Aquellos pactos fueron, sino la puntilla al movimiento obrero, si el freno para posteriores reivindicaciones, las cuales comenzaron la andadura dentro del orden establecido como “correcto y democrático”. Se aplacó y se subordinó la conflictividad laboral. Se plegó el crecimiento de los salarios a la inflación cargando la fractura de la crisis a las espaldas de las clases populares. La oligarquía franquista quedó impune, hoy aún domina las finanzas, y la clase trabajadora fue embridada para la posteridad. Aquella frase del bueno de Marcelino Camacho, a la salida de la cárcel, “Ni nos domaron, ni nos doblaron, ni nos van a domesticar”, me temo que estuvo bien en aquel momento histórico. Hoy, se puede decir que ha perdido todo su significado, no obedeciendo a una realidad social y sindical que día a día nos muestra todo lo contrario.
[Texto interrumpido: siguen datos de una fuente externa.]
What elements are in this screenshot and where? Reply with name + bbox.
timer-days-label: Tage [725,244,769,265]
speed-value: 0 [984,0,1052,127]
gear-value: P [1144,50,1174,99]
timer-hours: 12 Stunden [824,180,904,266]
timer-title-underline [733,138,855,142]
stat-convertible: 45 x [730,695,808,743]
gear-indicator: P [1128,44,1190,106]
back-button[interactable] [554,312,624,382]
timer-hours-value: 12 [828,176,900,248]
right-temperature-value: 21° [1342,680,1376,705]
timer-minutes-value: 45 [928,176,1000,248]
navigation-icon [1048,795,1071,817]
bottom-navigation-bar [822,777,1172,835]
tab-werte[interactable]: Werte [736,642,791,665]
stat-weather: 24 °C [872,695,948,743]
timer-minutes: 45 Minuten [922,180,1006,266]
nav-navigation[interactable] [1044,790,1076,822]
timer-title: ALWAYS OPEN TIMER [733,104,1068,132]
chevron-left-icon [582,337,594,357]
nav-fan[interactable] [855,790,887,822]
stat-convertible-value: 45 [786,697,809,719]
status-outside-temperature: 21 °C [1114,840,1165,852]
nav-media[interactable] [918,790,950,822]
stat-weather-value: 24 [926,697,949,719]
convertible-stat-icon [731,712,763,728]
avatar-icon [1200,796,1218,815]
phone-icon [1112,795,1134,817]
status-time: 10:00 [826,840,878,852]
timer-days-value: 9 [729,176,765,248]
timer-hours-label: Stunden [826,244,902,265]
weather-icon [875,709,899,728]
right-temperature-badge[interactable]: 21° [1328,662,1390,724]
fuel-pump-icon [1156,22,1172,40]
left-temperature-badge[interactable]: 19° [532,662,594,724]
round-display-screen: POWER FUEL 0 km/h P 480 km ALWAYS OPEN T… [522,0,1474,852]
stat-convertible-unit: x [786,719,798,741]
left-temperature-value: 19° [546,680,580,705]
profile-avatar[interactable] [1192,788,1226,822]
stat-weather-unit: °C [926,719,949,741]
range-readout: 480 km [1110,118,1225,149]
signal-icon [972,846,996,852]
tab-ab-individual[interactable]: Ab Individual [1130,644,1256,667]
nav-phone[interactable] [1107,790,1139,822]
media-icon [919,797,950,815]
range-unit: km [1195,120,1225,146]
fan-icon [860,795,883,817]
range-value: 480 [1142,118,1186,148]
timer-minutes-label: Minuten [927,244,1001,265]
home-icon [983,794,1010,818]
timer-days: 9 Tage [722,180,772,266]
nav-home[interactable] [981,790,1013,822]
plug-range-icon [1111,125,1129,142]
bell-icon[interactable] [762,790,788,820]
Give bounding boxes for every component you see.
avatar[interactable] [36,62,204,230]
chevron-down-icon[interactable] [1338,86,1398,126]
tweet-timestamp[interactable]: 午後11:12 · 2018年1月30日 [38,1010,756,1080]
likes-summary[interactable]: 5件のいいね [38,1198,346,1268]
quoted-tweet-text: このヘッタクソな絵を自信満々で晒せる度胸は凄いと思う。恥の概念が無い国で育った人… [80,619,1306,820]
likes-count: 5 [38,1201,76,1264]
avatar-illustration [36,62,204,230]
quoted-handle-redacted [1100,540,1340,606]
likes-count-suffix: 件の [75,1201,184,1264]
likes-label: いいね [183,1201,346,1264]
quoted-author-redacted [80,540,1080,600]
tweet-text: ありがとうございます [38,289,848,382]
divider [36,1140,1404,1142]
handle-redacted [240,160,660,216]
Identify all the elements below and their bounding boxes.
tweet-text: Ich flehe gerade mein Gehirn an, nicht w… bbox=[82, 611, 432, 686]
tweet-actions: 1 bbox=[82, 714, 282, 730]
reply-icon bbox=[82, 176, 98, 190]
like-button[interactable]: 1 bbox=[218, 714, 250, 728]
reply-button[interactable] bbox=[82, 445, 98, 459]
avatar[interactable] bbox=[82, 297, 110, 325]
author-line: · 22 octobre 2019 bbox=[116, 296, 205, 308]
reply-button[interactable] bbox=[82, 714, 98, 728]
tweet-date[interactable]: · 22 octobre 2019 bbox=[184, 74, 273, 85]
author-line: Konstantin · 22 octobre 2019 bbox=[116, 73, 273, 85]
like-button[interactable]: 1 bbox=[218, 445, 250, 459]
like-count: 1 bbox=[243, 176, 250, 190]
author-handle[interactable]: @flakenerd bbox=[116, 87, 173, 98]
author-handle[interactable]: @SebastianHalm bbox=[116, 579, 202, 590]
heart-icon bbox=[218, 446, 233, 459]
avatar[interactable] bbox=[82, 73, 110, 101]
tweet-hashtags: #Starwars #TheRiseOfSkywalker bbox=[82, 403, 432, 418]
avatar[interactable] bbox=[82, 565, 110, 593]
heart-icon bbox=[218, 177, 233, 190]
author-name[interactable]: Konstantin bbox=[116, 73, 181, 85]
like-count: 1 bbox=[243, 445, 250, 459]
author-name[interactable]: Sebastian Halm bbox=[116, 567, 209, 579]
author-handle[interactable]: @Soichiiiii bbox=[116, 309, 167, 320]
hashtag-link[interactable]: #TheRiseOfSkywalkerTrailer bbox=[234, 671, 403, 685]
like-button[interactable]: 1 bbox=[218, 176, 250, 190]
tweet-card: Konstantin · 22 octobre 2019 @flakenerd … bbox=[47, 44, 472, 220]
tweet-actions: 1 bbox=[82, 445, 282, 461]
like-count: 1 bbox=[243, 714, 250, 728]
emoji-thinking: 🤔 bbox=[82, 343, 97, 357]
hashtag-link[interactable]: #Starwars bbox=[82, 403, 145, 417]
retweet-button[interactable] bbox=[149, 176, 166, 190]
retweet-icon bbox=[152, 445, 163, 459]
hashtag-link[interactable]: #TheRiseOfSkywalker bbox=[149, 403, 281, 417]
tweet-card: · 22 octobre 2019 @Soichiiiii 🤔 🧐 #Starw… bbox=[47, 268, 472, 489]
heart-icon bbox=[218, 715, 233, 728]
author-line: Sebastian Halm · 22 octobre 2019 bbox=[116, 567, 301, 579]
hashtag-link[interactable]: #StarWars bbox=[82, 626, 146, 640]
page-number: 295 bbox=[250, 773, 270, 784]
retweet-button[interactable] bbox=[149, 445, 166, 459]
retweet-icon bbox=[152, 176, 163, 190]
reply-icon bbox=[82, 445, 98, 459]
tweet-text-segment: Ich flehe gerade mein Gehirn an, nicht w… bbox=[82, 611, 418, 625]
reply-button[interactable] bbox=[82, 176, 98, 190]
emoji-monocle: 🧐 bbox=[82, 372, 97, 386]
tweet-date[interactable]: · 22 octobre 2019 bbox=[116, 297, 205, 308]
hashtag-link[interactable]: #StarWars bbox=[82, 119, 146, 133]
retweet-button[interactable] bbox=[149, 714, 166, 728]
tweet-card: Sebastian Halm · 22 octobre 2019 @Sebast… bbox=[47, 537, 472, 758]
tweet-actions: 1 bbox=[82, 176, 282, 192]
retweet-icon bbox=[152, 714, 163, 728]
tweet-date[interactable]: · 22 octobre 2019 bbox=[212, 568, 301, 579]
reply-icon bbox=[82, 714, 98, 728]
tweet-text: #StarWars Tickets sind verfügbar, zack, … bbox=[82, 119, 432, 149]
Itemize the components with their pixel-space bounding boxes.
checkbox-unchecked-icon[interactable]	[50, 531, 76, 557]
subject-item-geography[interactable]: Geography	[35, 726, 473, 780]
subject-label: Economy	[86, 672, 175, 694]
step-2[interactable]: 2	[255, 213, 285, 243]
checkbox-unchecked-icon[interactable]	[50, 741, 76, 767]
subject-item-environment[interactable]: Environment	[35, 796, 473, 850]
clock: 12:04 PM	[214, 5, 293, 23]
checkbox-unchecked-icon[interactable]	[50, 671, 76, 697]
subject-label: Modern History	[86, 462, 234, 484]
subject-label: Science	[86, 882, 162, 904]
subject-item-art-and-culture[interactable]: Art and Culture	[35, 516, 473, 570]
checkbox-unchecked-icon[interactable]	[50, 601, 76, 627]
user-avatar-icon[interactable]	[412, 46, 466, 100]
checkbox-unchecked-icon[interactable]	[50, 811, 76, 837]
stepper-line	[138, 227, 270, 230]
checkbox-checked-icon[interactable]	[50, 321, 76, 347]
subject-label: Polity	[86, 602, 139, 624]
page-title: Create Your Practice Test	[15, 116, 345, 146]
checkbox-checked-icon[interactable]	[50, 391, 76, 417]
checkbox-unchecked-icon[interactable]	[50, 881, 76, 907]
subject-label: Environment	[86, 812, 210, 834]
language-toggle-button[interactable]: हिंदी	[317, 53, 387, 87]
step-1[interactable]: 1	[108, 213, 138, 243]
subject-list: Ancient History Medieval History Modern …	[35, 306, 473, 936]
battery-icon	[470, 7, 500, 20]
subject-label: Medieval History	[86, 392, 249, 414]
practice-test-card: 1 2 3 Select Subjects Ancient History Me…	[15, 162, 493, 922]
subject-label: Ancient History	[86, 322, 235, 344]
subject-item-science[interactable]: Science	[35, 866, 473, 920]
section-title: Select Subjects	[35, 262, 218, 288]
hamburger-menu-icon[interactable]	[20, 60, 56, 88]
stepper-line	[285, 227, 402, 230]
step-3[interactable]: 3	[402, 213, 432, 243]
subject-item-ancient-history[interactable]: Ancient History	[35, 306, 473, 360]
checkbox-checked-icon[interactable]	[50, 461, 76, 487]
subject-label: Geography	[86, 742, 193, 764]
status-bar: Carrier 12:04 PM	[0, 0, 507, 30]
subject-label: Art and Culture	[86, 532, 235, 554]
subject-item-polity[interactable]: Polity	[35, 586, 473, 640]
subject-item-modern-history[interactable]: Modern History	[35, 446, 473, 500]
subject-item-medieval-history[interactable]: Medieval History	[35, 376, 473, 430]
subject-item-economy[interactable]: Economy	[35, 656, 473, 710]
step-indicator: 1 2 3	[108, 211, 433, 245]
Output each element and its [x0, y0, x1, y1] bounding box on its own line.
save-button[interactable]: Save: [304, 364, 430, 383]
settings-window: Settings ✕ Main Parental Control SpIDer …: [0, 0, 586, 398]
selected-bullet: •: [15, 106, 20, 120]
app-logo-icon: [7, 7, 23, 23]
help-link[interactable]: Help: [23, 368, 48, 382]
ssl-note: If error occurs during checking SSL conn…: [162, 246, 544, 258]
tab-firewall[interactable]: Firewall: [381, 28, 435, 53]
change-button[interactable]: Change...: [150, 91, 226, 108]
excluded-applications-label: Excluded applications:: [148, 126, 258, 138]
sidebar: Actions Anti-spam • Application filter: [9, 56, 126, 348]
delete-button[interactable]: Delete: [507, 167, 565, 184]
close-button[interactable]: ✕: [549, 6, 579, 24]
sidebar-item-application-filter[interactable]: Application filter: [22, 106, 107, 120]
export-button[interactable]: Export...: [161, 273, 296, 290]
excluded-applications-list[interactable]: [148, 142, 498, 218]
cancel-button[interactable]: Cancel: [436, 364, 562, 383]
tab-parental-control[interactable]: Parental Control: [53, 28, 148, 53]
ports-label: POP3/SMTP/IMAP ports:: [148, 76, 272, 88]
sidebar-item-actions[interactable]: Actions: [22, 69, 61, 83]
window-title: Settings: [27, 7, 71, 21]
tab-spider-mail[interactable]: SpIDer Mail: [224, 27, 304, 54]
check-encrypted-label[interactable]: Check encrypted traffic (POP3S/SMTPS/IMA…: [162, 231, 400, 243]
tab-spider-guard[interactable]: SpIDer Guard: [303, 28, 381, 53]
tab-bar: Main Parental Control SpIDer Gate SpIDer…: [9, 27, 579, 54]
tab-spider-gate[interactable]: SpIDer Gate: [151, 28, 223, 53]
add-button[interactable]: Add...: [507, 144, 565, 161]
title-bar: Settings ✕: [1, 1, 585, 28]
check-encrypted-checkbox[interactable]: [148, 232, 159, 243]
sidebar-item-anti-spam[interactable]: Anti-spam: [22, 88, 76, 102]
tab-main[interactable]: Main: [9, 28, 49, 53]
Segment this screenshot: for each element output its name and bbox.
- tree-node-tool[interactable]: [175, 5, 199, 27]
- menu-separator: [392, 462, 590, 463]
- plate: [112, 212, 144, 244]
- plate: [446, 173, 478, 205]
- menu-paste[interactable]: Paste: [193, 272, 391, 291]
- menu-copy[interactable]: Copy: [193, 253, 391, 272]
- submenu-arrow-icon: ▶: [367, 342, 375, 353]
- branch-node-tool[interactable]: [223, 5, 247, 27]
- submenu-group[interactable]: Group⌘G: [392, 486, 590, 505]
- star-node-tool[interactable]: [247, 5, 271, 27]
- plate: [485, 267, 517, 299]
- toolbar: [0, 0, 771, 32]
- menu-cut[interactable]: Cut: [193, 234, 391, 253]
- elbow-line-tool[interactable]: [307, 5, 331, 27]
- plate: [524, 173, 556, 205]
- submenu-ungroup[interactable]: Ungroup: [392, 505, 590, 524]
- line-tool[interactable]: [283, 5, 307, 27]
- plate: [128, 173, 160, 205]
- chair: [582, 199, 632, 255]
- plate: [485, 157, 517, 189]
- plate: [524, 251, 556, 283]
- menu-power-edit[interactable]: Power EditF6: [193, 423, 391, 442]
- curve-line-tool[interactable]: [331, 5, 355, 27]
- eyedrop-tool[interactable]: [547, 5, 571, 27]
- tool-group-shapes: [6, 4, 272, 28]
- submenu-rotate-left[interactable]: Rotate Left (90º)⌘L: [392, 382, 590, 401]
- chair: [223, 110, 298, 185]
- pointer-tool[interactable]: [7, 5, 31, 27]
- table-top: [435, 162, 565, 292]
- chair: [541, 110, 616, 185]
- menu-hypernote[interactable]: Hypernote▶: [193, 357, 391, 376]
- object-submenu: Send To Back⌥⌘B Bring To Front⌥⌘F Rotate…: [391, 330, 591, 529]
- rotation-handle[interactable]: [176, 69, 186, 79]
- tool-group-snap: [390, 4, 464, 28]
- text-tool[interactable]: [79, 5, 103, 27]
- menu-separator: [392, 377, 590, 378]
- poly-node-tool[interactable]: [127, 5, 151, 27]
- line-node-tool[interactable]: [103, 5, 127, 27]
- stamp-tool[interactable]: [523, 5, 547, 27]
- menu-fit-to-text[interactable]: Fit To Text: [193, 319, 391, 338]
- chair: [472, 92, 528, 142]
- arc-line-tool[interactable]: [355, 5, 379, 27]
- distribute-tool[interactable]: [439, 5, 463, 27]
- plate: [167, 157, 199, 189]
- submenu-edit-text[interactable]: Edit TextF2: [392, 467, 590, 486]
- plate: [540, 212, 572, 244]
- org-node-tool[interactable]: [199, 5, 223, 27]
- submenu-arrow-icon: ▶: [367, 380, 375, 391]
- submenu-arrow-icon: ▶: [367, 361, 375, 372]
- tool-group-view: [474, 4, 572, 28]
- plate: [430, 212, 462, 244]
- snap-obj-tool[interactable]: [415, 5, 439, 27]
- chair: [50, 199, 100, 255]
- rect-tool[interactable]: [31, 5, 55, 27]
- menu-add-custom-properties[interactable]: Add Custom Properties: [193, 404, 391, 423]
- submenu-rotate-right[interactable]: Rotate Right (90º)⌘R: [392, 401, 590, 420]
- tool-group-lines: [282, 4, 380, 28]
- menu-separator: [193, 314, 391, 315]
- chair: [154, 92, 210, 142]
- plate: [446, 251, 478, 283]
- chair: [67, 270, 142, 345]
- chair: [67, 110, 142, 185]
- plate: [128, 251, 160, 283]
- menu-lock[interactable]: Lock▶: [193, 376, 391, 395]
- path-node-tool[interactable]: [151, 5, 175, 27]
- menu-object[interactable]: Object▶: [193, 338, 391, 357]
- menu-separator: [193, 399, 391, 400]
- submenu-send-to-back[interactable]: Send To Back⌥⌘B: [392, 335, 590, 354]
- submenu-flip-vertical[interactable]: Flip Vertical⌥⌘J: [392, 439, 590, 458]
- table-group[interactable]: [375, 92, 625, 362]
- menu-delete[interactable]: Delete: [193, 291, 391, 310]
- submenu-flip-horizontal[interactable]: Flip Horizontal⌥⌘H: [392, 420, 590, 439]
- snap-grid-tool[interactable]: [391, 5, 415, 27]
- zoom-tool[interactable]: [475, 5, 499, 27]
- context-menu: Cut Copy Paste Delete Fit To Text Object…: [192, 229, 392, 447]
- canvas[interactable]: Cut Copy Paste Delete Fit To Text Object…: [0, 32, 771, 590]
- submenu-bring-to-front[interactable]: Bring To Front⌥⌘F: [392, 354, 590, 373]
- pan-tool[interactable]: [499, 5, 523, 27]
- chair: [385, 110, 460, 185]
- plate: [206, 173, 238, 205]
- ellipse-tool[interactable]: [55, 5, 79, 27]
Otra cosa, son los buenos deseos.
Y no obedece porque en aquel momento histórico, como dejó analizado la CNT “El franquismo tuvo el acierto, el poder y los medios para comprar, absorber, aglutinar y corresponsabilizar de la nueva situación «democrática» a toda una clase política ansiosa por recibir prebendas, cargos y negocios. Sin olvidar una no menos inteligente política de institucionalización de antiguas y nuevas organizaciones sindicales cuyos dirigentes se aplicaron con ansias renovadas a la burocratización con cargos remunerados y al apaciguamiento de las clases trabajadoras. En definitiva, estaban dando por bueno el postfranquismo y pactaban con él. ¿No se dice, ahora, que la Transición fue un fraude?
La CNT se opuso a aquellos acuerdos desde un primer momento, consciente de que representaban un coste muy elevado para la clase obrera, no sólo por la pérdida de derechos económicos y sociales para la misma, sino también porque pretendían dar por cerrado el proceso de reforma política, poniendo punto final a las aspiraciones rupturistas. La crítica anarcosindicalista a los Pactos de la Moncloa representaba una amenaza tanto para las medidas de reajuste económico, que hacían recaer el peso de la crisis sobre una clase trabajadora combativa como la española, como para el modelo sindical impuesto. No es ocioso preguntarse, ahora, después de cuarenta años, si no estaremos pagando las consecuencias de aquellos pactos. Algunas personas, pensamos que sí.